Some of the advanced classes for ANM are pretty good, but their basic classes are rather poor. The major suffers a bit from their faculty being mainly made up by veterans who were in the industry years ago, so while their resumes are impressive a lot of the principles they teach are pretty outdated. In GAM on the other hand a larger percentage of their faculty consists of teachers who are teaching on the side of freelancing or contract working so they are much more up to date with technology, techniques and industry standards. Unfortunately this means a lot of the teachers I've had have quit or found work elsewhere.
Some teachers I can think of from the top of my head that I know are still around and I can personally recommend are Micah Moore (creature design and marquette sculpting), Jeremy Roland (mudbox, and lowpoly modeling and texturing), Daniel Burwen (lowpoly modeling and texturing), Zimou Tan (analysis of form, and heads & hands), Thomas Gronbukt (clothed figure drawing), Mark Zjawinski (traditional sculpture), and Valerie Winslow (Anatomy).
But most of all:
>Work hard and do more than what is simply required for the homework. Do art every day even if it's just 15 minutes. The school is a huge institution and won't give you a job or great skills if you let them run you through the curriculum on autopilot, you have to work for it on your own, and you have to work your butt off at that.

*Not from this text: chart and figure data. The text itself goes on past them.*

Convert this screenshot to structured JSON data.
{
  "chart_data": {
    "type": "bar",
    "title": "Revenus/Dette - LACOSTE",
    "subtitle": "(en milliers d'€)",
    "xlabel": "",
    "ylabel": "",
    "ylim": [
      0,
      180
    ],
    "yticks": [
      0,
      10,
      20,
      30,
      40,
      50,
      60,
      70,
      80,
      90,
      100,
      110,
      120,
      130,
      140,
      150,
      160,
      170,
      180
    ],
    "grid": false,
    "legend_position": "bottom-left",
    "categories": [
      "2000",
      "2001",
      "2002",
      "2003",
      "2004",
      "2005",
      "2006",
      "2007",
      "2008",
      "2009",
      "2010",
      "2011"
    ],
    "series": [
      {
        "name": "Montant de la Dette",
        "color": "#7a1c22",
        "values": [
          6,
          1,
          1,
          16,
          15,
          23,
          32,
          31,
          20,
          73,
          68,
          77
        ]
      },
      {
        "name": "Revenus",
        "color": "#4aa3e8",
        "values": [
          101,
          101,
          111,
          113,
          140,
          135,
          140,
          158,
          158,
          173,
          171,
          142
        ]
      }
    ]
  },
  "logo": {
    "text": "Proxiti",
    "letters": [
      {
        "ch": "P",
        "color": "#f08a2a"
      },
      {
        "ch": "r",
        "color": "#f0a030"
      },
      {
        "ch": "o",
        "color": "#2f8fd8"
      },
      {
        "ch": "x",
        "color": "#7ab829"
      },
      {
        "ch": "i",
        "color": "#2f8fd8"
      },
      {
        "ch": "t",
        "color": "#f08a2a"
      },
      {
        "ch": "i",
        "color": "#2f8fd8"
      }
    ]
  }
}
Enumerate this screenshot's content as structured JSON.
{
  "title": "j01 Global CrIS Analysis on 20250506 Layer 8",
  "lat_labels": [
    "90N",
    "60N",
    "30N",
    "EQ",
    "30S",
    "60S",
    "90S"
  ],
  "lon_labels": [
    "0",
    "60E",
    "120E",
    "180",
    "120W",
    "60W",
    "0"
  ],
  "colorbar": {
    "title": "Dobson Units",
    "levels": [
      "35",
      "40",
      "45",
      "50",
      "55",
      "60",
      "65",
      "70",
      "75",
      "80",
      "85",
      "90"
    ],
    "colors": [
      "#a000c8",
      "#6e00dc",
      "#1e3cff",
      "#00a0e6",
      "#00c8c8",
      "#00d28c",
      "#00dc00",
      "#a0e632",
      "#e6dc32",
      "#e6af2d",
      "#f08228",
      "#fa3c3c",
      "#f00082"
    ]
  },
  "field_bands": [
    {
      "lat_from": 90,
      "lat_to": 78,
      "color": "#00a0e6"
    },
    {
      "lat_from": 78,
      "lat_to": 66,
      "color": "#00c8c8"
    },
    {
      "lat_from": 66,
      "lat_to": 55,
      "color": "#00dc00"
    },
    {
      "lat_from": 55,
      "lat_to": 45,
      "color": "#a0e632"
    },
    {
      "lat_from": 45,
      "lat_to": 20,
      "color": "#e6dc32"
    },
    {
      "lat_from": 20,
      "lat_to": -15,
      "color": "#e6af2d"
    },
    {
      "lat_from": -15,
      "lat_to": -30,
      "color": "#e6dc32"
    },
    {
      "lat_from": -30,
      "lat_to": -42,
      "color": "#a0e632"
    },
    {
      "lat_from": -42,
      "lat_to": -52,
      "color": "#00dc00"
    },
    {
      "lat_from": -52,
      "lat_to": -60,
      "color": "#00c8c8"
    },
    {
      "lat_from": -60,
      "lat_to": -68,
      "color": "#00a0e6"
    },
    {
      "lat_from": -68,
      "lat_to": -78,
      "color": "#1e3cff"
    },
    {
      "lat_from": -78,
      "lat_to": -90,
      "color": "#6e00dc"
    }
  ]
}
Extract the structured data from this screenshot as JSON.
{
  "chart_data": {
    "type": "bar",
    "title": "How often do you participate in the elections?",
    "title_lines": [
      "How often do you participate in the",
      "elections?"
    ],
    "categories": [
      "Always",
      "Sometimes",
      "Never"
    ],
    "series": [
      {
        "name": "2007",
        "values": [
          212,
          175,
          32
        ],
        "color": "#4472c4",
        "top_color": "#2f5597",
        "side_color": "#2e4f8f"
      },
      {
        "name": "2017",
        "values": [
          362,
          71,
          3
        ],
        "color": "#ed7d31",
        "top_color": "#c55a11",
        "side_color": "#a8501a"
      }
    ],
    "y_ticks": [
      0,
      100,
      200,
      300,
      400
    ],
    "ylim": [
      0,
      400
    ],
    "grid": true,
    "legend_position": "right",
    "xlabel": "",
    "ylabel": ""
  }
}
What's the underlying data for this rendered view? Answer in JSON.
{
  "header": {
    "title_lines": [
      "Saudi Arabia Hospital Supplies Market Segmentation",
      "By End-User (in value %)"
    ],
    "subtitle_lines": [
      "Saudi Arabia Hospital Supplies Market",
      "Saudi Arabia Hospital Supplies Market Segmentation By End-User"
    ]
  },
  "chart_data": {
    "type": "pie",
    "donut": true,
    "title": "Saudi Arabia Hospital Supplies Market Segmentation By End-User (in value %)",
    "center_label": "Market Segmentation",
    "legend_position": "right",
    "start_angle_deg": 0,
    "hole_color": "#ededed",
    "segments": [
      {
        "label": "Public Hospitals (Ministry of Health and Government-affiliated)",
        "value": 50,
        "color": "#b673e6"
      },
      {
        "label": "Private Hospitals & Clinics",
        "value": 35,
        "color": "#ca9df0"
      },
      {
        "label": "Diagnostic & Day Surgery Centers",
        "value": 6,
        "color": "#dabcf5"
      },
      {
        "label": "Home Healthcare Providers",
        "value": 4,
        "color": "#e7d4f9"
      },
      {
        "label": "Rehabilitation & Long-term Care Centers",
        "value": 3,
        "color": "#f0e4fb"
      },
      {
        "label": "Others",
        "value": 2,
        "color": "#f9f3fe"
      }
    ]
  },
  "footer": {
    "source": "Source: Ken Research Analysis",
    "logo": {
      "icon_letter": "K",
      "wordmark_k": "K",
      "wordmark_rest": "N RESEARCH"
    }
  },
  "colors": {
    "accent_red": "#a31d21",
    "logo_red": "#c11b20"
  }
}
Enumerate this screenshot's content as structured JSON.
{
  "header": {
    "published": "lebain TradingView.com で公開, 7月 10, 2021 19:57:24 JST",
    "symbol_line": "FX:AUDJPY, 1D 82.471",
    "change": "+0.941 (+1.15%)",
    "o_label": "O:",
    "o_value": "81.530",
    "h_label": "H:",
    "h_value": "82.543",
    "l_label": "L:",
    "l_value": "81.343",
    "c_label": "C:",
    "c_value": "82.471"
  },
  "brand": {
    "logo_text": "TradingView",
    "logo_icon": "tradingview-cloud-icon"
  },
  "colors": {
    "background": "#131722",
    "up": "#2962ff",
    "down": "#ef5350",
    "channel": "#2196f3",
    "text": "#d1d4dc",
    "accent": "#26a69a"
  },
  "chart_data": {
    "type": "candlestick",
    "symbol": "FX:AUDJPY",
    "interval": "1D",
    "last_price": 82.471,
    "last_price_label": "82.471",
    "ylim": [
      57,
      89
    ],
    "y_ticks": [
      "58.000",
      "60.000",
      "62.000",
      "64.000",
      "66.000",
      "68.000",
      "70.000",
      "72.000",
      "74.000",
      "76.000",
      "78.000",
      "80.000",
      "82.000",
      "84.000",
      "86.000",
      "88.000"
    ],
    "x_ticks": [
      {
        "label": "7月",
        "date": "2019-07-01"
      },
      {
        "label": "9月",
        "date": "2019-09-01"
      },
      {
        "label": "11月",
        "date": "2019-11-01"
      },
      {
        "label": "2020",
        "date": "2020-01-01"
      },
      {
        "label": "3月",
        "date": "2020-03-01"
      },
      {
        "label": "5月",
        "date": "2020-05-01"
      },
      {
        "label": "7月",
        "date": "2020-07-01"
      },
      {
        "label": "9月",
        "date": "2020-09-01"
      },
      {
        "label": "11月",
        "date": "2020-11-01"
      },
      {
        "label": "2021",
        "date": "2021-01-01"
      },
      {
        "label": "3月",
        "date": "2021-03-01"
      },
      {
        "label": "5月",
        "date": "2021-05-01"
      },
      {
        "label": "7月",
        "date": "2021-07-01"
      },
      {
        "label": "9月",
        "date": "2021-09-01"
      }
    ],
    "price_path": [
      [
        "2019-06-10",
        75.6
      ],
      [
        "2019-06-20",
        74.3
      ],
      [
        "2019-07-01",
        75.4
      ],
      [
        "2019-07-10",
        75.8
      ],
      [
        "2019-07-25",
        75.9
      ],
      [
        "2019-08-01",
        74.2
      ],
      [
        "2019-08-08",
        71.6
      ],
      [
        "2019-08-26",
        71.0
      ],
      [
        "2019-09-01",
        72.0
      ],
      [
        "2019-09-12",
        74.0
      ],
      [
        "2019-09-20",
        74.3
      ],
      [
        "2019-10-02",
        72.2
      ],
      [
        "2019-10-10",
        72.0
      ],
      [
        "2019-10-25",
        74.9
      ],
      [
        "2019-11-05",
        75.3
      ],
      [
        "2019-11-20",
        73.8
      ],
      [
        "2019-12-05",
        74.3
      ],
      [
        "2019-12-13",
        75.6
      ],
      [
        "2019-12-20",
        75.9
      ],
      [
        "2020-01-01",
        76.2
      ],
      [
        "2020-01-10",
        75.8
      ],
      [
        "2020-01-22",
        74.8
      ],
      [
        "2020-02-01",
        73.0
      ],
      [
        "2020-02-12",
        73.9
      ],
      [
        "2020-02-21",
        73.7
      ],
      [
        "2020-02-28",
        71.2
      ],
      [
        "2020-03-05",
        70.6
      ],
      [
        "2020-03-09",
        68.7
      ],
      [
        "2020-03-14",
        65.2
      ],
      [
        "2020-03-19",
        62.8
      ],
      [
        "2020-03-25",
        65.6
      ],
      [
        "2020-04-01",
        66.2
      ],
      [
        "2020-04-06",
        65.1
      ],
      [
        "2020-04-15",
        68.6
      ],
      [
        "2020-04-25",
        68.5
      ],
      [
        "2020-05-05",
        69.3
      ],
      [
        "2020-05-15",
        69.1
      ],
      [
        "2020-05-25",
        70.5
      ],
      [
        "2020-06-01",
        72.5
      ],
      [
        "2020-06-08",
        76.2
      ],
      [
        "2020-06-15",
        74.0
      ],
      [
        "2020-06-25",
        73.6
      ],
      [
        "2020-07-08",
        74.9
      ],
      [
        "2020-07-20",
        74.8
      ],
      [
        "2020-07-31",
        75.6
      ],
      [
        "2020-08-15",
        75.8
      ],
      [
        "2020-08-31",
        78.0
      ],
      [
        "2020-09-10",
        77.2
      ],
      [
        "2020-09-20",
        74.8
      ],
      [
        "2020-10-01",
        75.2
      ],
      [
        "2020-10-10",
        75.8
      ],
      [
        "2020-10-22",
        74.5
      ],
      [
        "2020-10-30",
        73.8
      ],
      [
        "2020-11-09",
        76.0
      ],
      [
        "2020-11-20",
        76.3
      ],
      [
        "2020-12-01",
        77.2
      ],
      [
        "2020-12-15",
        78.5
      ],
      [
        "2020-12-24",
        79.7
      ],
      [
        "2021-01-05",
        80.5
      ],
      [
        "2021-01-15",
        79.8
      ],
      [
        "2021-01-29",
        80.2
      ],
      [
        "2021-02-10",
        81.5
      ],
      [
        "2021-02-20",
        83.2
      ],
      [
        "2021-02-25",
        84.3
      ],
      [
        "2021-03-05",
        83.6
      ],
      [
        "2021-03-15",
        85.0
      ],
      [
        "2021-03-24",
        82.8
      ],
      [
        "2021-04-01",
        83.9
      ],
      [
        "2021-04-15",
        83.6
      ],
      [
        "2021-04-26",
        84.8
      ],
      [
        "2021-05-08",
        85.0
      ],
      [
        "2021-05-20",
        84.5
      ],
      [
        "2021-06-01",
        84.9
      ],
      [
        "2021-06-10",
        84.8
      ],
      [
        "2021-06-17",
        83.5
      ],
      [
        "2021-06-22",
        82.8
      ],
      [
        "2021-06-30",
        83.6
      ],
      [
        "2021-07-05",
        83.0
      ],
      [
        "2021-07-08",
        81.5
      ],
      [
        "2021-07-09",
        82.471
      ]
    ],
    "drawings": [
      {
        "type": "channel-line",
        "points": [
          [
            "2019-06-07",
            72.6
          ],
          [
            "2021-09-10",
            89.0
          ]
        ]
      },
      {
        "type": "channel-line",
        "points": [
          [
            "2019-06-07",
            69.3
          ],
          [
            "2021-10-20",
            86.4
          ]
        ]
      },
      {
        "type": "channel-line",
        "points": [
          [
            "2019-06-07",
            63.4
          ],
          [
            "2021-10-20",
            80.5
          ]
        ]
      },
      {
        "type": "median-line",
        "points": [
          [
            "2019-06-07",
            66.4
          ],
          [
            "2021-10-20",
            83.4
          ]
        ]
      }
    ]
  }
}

>Respect and apply yourself to the foundation classes, they are some of the most important classes you'll take even if they aren't straight up 3D classes.
>Research classes and teachers ahead of time, never enroll blindly. The AAU allows you to sit in on classes so you can get a personal preview of how they are which I HIGHLY recommend!
>Swallow your pride temporarily and resist the temptation to let personal expression take priority over life studies. Working from reference and real life is extremely important when you're starting out, and once you get over that hill (which you honestly never will, but it will become less steep) your passion work will become exponentially better. But be careful so you don't get stuck in that mode for too long, it's important that you love what you make.